You should use a Circular linked list if the problem is inherently circular (for instance, to control whose turn it is in a multi-player board game).
It should be Doubly-linked if you need to go back in the list, or Singly-linked if you just need to move forward.
Linked lists are not indexed. Thus, if you want to keep track of specific nodes, you might consider to keep a reference of them.
.NET LinkedList<T> is a Doubly-Linked List.Thus, you can naturally use it for a Singly-Linked List. If you need it to be circular, just make the first node to be the next of the last.

Dictionary, HashSet

Time Complexity (Average)

	Dictionary / HashSet
Access by key	O(1) amortized
Search	O(n)
Insert	O(1) amortized
Delete	O(1) amortized

Time Complexity (Worst)

	Dictionary / HashSet
Access by key	O(n)
Search	O(n)
Insert	O(n)
Delete	O(n)

Dictionaries and HashSets are great for fast access, but the order of the elements is not guaranteed.
HashSet is preferable over Dictionary when you need a collection of unique values.
The complexity of insert / get / remove includes the complexity of calculating the hash. So keep GetHashCode() simple and with constant time.
The worst case scenario is GetHashCode() returning the same value for all the entries. Elements with same hash are grouped in the same bucket to avoid collision. In this case, the elements in the bucket are iterated and Equals() of the key passed as argument is called against the key of each element in the bucket. The complexity of accessing the element is then the complexity of finding the element inside the bucket, which can be O(n).
ListDictionary is faster than Hashtable for small collections (10 items or fewer). The Dictionary<TKey, TValue> generic class provides faster lookup than the SortedDictionary<TKey, TValue> generic class. The multi-threaded implementation is ConcurrentDictionary<TKey, TValue>. ConcurrentBag provides fast multi-threaded insertion for unordered data.
Source: MSDN.

Search Tree

Time Complexity

	SortedDictionary	SortedList
Access by key	O(log n)	O(log n)
Access by zero-based index	-	O(1)
Search	O(log n)	O(log n)
Insert	O(log n)	O(n)
Delete	O(log n)	O(n)
Insert at the end	O(log n)	O(log n)
Delete at the end	O(log n)	O(log n)

Trees are great when you need fast insertion, deletion and retrieval.
It’s ideal in cases where data is entering / leaving constantly in different positions.
Search tree is a family of data structure and there are tons of trees. You should check which tree is the best for your scenario.
The SortedList<TKey, TValue> generic class is a binary search tree. It's similar to the SortedDictionary<TKey, TValue> generic class. The two classes have similar object models, and both have O(log n) retrieval.
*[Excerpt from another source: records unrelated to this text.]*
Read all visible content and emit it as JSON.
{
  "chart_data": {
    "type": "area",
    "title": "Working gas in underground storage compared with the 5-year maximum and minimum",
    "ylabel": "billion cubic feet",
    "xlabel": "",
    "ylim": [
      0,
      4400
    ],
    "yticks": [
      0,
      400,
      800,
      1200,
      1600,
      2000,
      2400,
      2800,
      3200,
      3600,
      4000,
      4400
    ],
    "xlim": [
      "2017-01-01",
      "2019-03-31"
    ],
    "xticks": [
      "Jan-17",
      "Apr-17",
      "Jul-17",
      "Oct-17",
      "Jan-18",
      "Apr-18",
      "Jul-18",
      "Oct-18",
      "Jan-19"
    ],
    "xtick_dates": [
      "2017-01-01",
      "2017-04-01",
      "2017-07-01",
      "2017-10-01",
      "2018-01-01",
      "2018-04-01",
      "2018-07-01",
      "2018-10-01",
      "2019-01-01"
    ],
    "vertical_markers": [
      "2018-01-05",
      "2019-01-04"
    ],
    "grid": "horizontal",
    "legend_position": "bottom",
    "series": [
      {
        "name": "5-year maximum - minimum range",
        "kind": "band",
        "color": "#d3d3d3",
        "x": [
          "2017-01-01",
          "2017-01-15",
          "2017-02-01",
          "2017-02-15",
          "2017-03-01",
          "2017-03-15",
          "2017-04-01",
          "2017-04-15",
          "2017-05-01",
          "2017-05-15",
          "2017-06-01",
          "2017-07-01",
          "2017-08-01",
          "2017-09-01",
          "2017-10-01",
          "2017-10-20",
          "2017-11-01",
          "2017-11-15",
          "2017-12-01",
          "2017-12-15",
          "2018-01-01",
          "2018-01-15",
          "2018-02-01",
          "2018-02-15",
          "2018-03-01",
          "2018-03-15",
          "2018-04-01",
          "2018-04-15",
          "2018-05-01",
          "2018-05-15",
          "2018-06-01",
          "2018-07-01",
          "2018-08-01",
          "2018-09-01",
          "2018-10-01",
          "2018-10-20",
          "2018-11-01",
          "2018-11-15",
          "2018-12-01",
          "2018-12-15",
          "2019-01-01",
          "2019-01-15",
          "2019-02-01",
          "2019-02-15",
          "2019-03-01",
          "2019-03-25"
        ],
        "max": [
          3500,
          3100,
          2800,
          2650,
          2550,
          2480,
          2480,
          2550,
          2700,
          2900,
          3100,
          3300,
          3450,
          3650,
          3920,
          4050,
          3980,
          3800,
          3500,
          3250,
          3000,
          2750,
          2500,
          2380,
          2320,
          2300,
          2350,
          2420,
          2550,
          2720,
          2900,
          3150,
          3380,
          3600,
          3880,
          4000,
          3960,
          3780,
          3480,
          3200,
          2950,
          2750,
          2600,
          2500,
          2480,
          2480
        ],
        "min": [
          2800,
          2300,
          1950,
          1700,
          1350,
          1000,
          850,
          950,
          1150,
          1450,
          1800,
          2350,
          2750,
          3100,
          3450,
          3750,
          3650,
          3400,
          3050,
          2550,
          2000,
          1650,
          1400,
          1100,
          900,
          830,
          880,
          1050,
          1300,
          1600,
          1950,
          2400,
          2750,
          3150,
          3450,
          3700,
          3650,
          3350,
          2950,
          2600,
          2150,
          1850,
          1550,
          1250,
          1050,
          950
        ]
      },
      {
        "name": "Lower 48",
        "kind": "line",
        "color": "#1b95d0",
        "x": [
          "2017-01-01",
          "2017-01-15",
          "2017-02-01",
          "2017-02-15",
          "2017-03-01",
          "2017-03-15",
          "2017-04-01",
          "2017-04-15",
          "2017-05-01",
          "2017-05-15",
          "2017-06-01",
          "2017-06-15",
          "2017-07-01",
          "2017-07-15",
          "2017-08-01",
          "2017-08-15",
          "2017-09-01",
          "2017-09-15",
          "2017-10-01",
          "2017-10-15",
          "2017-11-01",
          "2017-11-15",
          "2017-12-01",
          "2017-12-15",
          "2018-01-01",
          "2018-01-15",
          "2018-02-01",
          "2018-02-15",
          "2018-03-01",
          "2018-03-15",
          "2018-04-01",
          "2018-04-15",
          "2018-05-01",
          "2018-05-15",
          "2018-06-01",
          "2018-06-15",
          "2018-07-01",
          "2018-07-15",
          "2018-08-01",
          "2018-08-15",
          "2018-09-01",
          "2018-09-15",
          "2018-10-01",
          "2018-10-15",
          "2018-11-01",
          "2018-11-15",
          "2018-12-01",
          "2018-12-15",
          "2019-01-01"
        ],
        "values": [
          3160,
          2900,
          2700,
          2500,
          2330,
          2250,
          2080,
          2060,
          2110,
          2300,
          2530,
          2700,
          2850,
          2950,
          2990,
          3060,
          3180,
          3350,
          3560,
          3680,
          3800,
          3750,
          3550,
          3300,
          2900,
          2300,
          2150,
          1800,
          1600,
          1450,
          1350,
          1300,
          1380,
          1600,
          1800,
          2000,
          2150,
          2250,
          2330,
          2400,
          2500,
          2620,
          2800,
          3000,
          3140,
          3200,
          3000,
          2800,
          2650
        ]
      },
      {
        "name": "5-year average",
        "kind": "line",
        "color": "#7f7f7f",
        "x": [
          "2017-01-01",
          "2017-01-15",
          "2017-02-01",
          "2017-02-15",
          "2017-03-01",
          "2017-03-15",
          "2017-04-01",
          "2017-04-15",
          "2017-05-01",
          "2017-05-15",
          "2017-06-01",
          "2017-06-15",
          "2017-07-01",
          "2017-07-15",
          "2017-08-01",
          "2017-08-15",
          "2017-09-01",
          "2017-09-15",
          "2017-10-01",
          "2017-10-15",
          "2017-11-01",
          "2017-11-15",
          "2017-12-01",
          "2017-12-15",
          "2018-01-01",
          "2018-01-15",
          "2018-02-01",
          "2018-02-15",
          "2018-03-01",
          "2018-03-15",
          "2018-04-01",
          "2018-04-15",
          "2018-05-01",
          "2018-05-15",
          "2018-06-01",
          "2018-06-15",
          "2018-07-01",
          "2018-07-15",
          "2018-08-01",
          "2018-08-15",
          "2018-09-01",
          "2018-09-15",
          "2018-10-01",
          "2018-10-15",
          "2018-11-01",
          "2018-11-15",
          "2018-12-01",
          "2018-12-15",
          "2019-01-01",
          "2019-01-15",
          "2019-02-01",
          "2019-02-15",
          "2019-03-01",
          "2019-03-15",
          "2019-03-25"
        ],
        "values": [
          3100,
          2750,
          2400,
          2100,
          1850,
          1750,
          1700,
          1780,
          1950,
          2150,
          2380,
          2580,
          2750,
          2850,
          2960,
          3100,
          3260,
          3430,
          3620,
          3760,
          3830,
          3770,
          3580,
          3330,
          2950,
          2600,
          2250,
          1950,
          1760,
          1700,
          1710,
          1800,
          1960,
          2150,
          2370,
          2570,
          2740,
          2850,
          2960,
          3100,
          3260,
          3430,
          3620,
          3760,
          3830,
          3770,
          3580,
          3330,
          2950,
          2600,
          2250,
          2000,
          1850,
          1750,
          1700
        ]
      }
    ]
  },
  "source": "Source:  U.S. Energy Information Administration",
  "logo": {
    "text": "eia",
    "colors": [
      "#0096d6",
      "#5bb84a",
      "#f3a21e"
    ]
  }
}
The two classes differ in memory use and speed of insertion and removal.
SortedList<TKey, TValue> uses less memory than SortedDictionary<TKey, TValue>.
SortedList<TKey,TValue> supports efficient indexed retrieval of keys and values through the collections returned by the Keys and Values properties.
SortedDictionary<TKey, TValue> has faster insertion and removal operations for unsorted data, O(log n) as opposed to O(n) for SortedList<TKey, TValue>.
If the list is populated all at once from sorted data, SortedList<TKey, TValue> is faster than SortedDictionary<TKey, TValue>.

Putting It All Together

We shouldn’t be using a data structure just because it’s capable of handling the job. It’s important to consider the scenario and the operations that will be performed. The understanding of how things works under the hood helps us make the judgement of which data structure will perform better and ensure application’s performance. It will also improve code quality and readability.